Trata-se, portanto, de solapar o crédito de informações que se
pretendem objetivas, como se não houvesse um critério para diferenciar a
notícia falsa da verdadeira. O leitor, largado num meio sabidamente repleto de
mentiras, pode nivelar por baixo e duvidar de todos os conteúdos publicados, ou
pode agarrar-se àqueles que lhe pareçam mais apropriados.
Que importa se, objetivamente, era possível medir o tamanho do
público presente à cerimônia de posse de Trump? O governo americano sentiu-se à
vontade para mencionar um número maior, iniciativa que depois uma assessora do
presidente definiu como a apresentação de "fatos alternativos".
Não existe nesse tipo de atitude nada que se confunda com a
postura filosófica do perspectivismo, segundo o qual o ponto de vista de cada
um interfere no modo de conhecer e apreender a verdade (que existe). Na era da
"pós-verdade", tudo se passa como se a verdade simplesmente não
existisse e todos os pontos de vista tivessem valor idêntico -como se a suposta
"verdade" divulgada pelo governo americano não fosse pior do que a
"verdade" factual apurada pelos jornais tradicionais.
Ora, se todas as "verdades" são igualmente válidas, se
cada cidadão pode escolher o ponto de vista de seu agrado, qual o sentido de um
debate público que busque o esclarecimento? Em outras palavras, está em jogo o
emprego sistemático de técnicas de propaganda para obliterar e entorpecer a
capacidade de pensar criticamente.
O filósofo Friedrich Nietzsche (1844-1900), falsamente
identificado como precursor desse relativismo ambientado na penumbra em que
todos os gatos são pardos, foi, em vez disso, o pensador que antecipou um
conflito eventual que pode nos ajudar a compreender as agruras do momento
problemático que atravessamos.
É conhecida sua formulação: e se o erro, a falsidade, o engano
revelarem-se, tanto quanto a verdade, essenciais como meios úteis para a
conservação da vida? Essa pergunta incomoda o pensamento filosófico desde que
Nietzsche teve a ousadia de colocá-la em toda sua extensão e profundidade.

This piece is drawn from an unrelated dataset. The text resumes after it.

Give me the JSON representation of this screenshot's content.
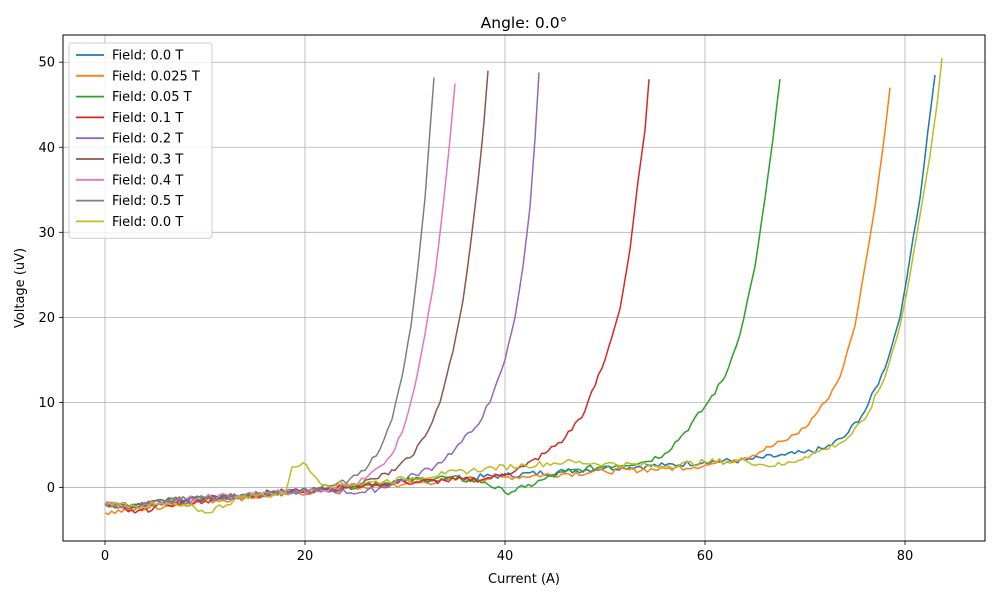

Ora, os fenômenos que nos confrontam hoje podem ser interpretados
na chave hermenêutica que Nietzsche generosamente nos colocou nas mãos.
Vivenciamos um conflito entre verdade e condições de existência. De que
existência, porém, se trata aqui? Daquela que, como pensava Nietzsche, sempre
se produz em termos de relações de poder, de jogos de força em que encontram
apoio e expressão interesses vitais, desejos, temores, expectativas de
reconhecimento, aspirações de domínio e estratégias de resistência.
Identifiquemos, então, algumas das variáveis no debate atual sobre
a definição e as consequências das "fake news" para os rumos da
cultura e da política nas democracias contemporâneas.
VERIFICAÇÃO
Com a explosão dos novos meios de comunicação no ambiente digital,
distribuídos pela malha includente da sociedade global em arranjos de alta
capilaridade (rizomáticos, a rigor) e se reproduzindo em milhares de centros
virtuais dificilmente localizáveis e responsabilizáveis (nos sentidos ético e
jurídico), torna-se instável a possibilidade de verificação isenta de fatos,
bem como muito mais dinâmica e inventiva a produção e a circulação de
mensagens, seja qual for o seu teor.
Em sociedades lastreadas na troca de informações e na comunicação
sustentada por tecnologias de ponta, que se autorreplicam e formatam todos os
setores da vida -economia, política, educação, cultura etc.-, os interesses
estratégicos e as condições de existência estão estreitamente vinculados às
possibilidades, tecnologicamente facilitadas, de "tornar-comum" o
conteúdo veiculado, ou seja, de difundi-lo a um universo amplo de pessoas e de
reduzi-lo a sua dimensão mais simplória, num movimento que cria oportunidades
para o vulgar e o sensacionalista.
Com isso, torna-se possível inserir nessas redes tudo o que for
capaz de abastecê-las com eficiência, passando, então, a fazer parte da
"nutrição cotidiana" de cada um. Não importa tanto se o conteúdo é
"verdadeiro"; importa acompanhar "como a coisa rola". A
ambiguidade das mensagens é condição necessária para manter acesa a avidez por
"novidades", a reiteração da expectativa curiosa em espiral infinita.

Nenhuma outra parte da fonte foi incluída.